Click to enlarge and see the full beauty of this sycamore tree.

It's not a huge tree, but quite a bit larger then it looks in this picture.  It was a sycamore that stood a bit off by itself just as you enter the bottoms along our farm road.  In the summer, (still looking for a summer picture), it was full and shady and gorgeous.  In the winter, as it is in the photo above, it was even more beautiful, white and tall and reaching against the bright blue sky.  I loved this tree.

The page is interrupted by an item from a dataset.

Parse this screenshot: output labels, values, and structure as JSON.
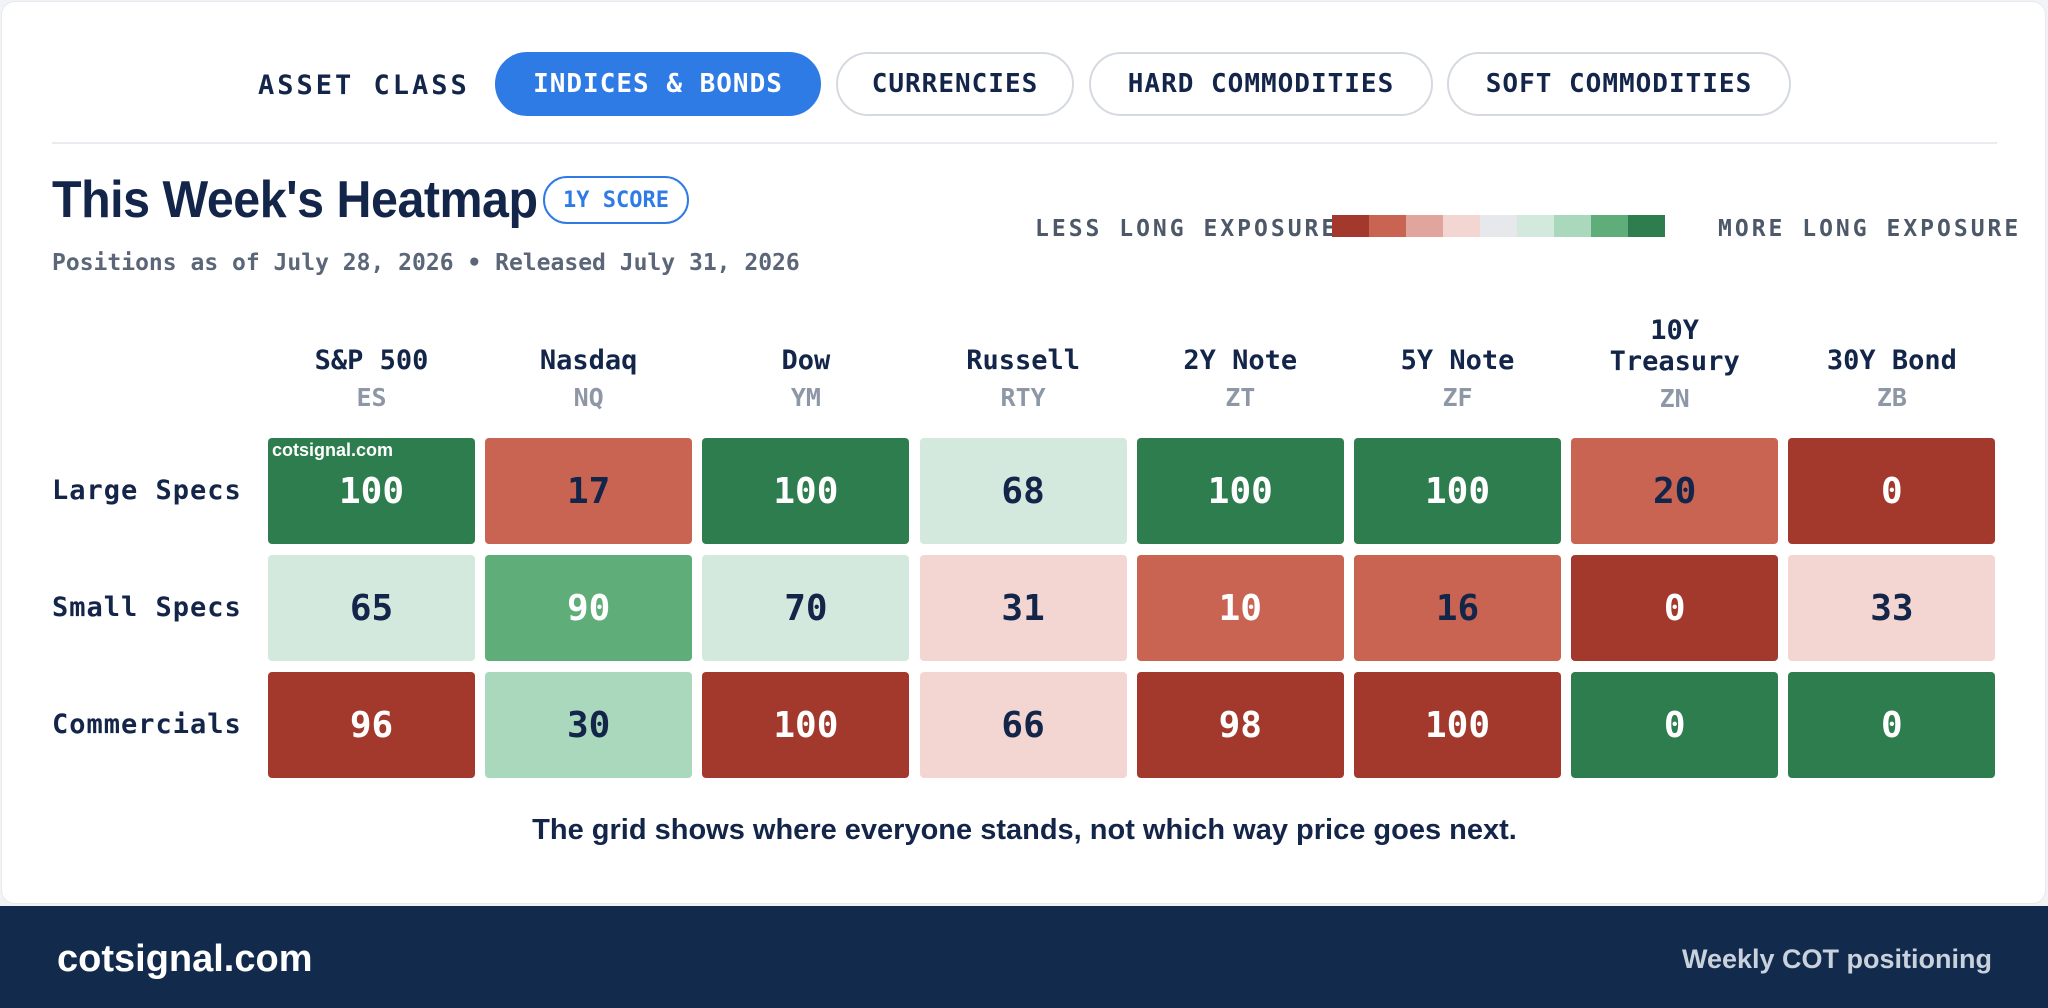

Here is my favorite sycamore today. 


Sad.  A mild windstorm was all.  We didn't have any other damage.  Just this one tree.  So sad.  The view is so different now, as we come around that corner...so much smaller then it was.  The big ones grow so slowly, and there are less of them than the cedars and other scrub trees.  As they fall, these smaller scrub trees take their place and the landscape becomes completely different.  Each of the old ones is so special to me.  What will our farm look like in 10 years?  20?  I can't imagine it with another 50 or 100 old-growth trees down.  But fall they will, as they do every year.  There is nothing we can do to stop it. I think I'm going to have to start protecting some of the oak, hickory and sycamore saplings we have.  I'll put some wire around them, transplant some to better locations, cut the cedars from around them to provide more light and water.  It may not make a difference for many, many years.  But it's all I can do to try and preserve the beauty that I used to take for granted.  I am so grateful that I knew this lovely tree for the time that I did.  I will miss it for years to come, every time I turn that corner and see nothing but sky straight ahead instead of that pretty white bark.